26 octobre 2011

Battle Pope : la série qui donne envie de devenir Pape

Gros plan aujourd'hui sur Battle Pape, l'adaptation française de la série déjantée de Kirkman.

Le jour du jugement est enfin arrivé et le verdict de Dieu est implacable : l'humanité est recalée ! Sans religion, le monde est voué à sa perte, d'autant que les hordes infernales ont débarqué et que les démons côtoient maintenant les humains...
Lucifer, autrefois banni du paradis pour rébellion, est bien décidé à prendre sa revanche en volant le halo de saint Michel.
Heureusement, les forces du bien ont encore un champion : Oswald Léopold II, souverain pontife musclé et rock n'roll. Ce pape là fume, picole, se tape des tonnes de gonzesses, mais c'est le seul héros qui peut encore prétendre mettre au pas les armées de Lucifer.
Bientôt, le pape va être rejoint par Jésus en personne et même le Père Noël. Et la cohabitation n'est pas toujours facile...
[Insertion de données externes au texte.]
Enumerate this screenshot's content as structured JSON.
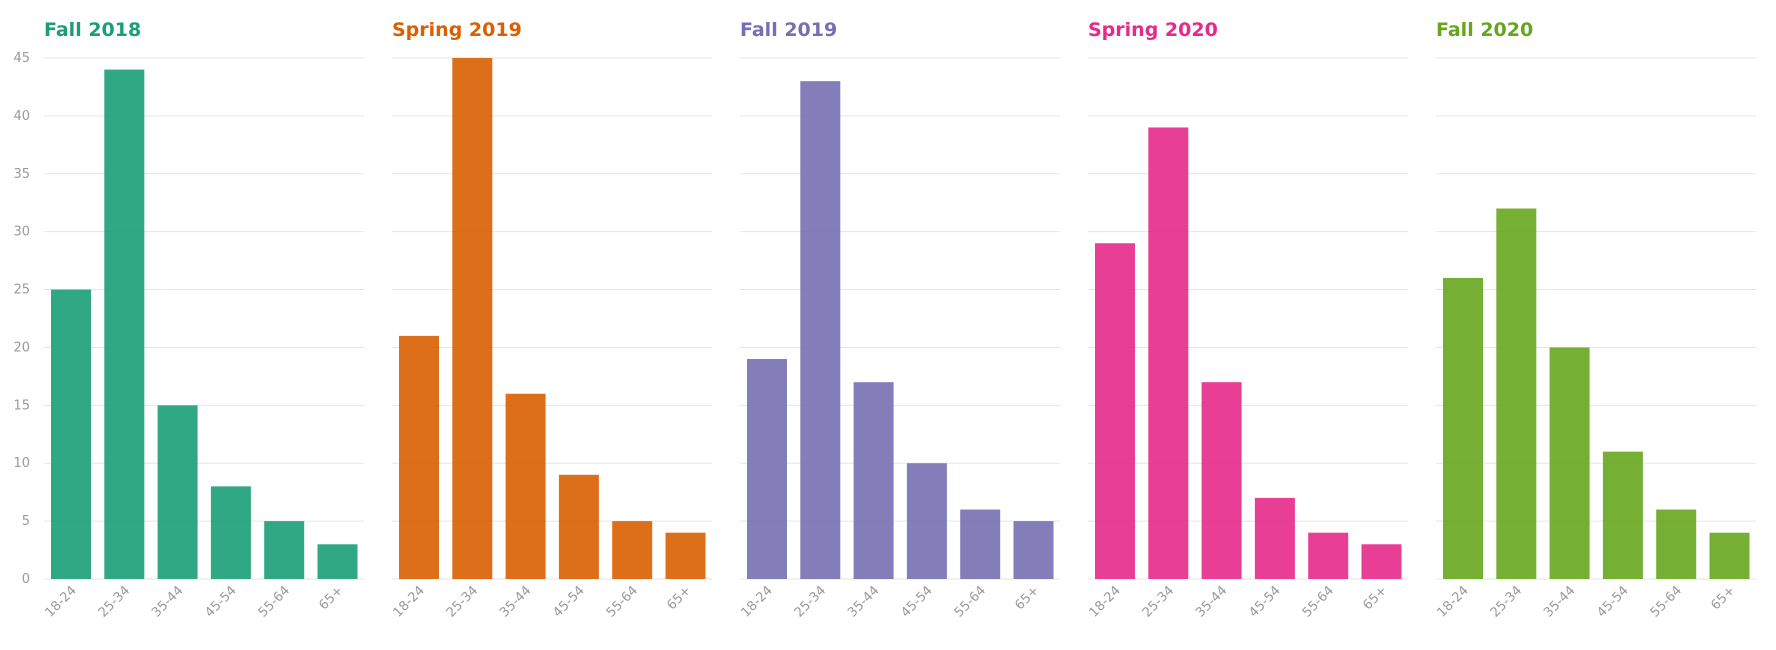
{
  "chart_data": {
    "type": "bar",
    "layout": "small-multiples",
    "categories": [
      "18-24",
      "25-34",
      "35-44",
      "45-54",
      "55-64",
      "65+"
    ],
    "ylim": [
      0,
      45
    ],
    "yticks": [
      0,
      5,
      10,
      15,
      20,
      25,
      30,
      35,
      40,
      45
    ],
    "grid": true,
    "legend": "none",
    "panels": [
      {
        "title": "Fall 2018",
        "color": "#1b9e77",
        "values": [
          25,
          44,
          15,
          8,
          5,
          3
        ]
      },
      {
        "title": "Spring 2019",
        "color": "#d95f02",
        "values": [
          21,
          45,
          16,
          9,
          5,
          4
        ]
      },
      {
        "title": "Fall 2019",
        "color": "#7570b3",
        "values": [
          19,
          43,
          17,
          10,
          6,
          5
        ]
      },
      {
        "title": "Spring 2020",
        "color": "#e7298a",
        "values": [
          29,
          39,
          17,
          7,
          4,
          3
        ]
      },
      {
        "title": "Fall 2020",
        "color": "#66a61e",
        "values": [
          26,
          32,
          20,
          11,
          6,
          4
        ]
      }
    ]
  }
}
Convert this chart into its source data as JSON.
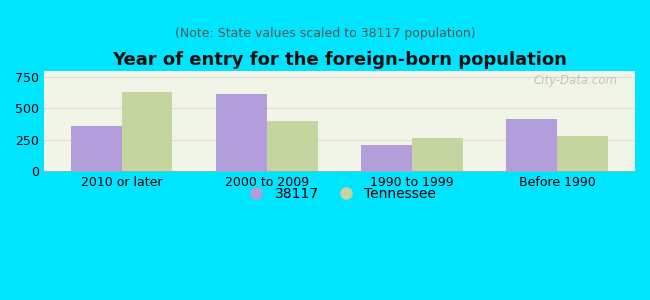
{
  "title": "Year of entry for the foreign-born population",
  "subtitle": "(Note: State values scaled to 38117 population)",
  "categories": [
    "2010 or later",
    "2000 to 2009",
    "1990 to 1999",
    "Before 1990"
  ],
  "values_38117": [
    360,
    610,
    205,
    410
  ],
  "values_tennessee": [
    630,
    400,
    260,
    275
  ],
  "color_38117": "#b39ddb",
  "color_tennessee": "#c5d5a0",
  "ylim": [
    0,
    800
  ],
  "yticks": [
    0,
    250,
    500,
    750
  ],
  "background_outer": "#00e5ff",
  "background_plot": "#f0f5e8",
  "bar_width": 0.35,
  "legend_label_38117": "38117",
  "legend_label_tennessee": "Tennessee",
  "title_fontsize": 13,
  "subtitle_fontsize": 9,
  "tick_fontsize": 9,
  "legend_fontsize": 10,
  "watermark": "City-Data.com"
}
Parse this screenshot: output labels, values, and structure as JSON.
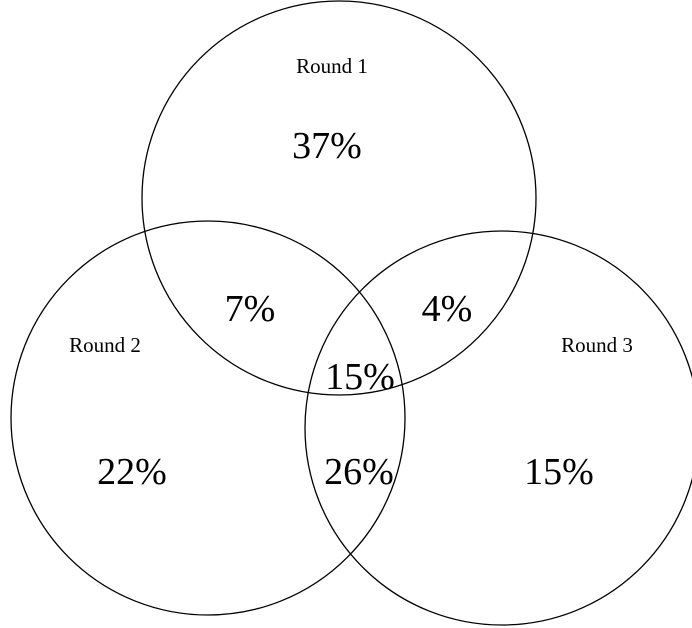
{
  "diagram": {
    "type": "venn",
    "sets": [
      {
        "id": "r1",
        "label": "Round 1"
      },
      {
        "id": "r2",
        "label": "Round 2"
      },
      {
        "id": "r3",
        "label": "Round 3"
      }
    ],
    "regions": {
      "r1_only": "37%",
      "r2_only": "22%",
      "r3_only": "15%",
      "r1_r2": "7%",
      "r1_r3": "4%",
      "r2_r3": "26%",
      "r1_r2_r3": "15%"
    }
  }
}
Le titre était précédé d'une réputation plutôt sympathique, le voilà maintenant disponible en VF depuis quelques mois. Au scénario l'on retrouve Robert Kirkman (Walking Dead, Brit, Invincible, Haunt, Marvel Zombies, The Astounding Wolf-Man), alors que les dessins sont réalisés par son vieux compère, Tony Moore.
Abordons tout de suite le sujet qui fâche : la réalisation technique des éditions Stara. Pour une fois, ce n'est pas la traduction qui est en cause mais la qualité d'impression. Cette série a en fait été publiée une première fois aux Etats-Unis en noir & blanc, puis une version colorisée est parue chez Image. On aurait pu penser que l'on allait bénéficier de cette dernière mouture, et d'une certaine façon c'est le cas, mais l'éditeur a opté pour un choix des plus étranges en nous livrant une version noir & blanc... à partir des planches colorisées ! Evidemment, ce n'est pas du tout prévu pour et, tout aussi évidemment, le rendu est exécrable. L'ensemble est si sombre que certaines cases sont à la limite de la lisibilité. 
Le seul moment où l'on peut se reposer les yeux, c'est lors d'une courte scène parodique dans laquelle le pape fait un cauchemar "en manga" (et donc en vrai noir & blanc) après avoir bouffé des sushi. Etant donné le prix tout de même très élevé de l'ouvrage (près de 30 euros), cette dégradation du matériel original est franchement regrettable.

Heureusement, ce Battle Pape présente également de nombreux points positifs. Son épaisseur tout d'abord. Avec plus de 360 pages, l'on a largement de quoi passer un bon moment. Contrairement à ce que l'on pourrait croire (ou craindre), il ne s'agit pas d'une charge contre l'Eglise mais bien d'une comédie, certes délirante mais presque bon enfant sur le fond. Et surtout, c'est souvent réellement drôle. 
Bien sûr, certains passages peuvent être parfois un peu plus faibles, mais l'ensemble tient largement la route. Le tandem Pape/Jésus est d'ailleurs particulièrement bien trouvé. Si le premier est obsédé sexuel et à moitié alcoolo, le second est d'une naïveté incroyable (certains pourront même aller jusqu'à dire qu'il est con comme un balai), ce qui engendre les scènes ou répliques les plus réussies. Le coup du "je vais avoir un petit frère" ou la découverte du café sont par exemple franchement savoureux. Certains gags sont très visuels (l'expressivité des visages de Moore est excellente) et les meilleurs moments résident finalement dans la cohabitation improvisée entre Oswald et Jésus, surtout lorsqu'il faut faire la vaisselle ou ranger les fringues.
Les démons et autres saloperies ne sont pas en reste, les frères Zombies notamment, qui, s'ils sont stupides comme la plupart de leurs congénères, sont doués de la parole.

A qui est destiné ce comic ? Certainement pas aux enfants. Même si l'on est très loin du trash d'un Ennis, ça cause gras, ça nique dans tous les sens (et avec n'importe qui, beurk), bref, mieux vaut éviter de glisser ça entre deux Astérix pour l'anniversaire de votre petit neveu de huit ans. Pour ceux qui ne connaissent Kirkman que par le biais de sa série culte, Walking Dead, c'est l'occasion de découvrir une autre facette de l'auteur, déjà toutefois entrevue lors de la parodie, courte mais bien barrée, qui avait été publiée dans Les Chroniques de Spawn #35
Et si vous avez un ami curé, vous savez maintenant quoi lui offrir pour Noël (si vous n'en avez pas, il vous reste deux mois pour aller traîner dans les églises). ;o)

Une série sans prétention, à la fois drôle et originale, qui souffre d'un traitement technique déconcertant mais demeure néanmoins un investissement conseillé, même si vous avez raté les dernières JMJ.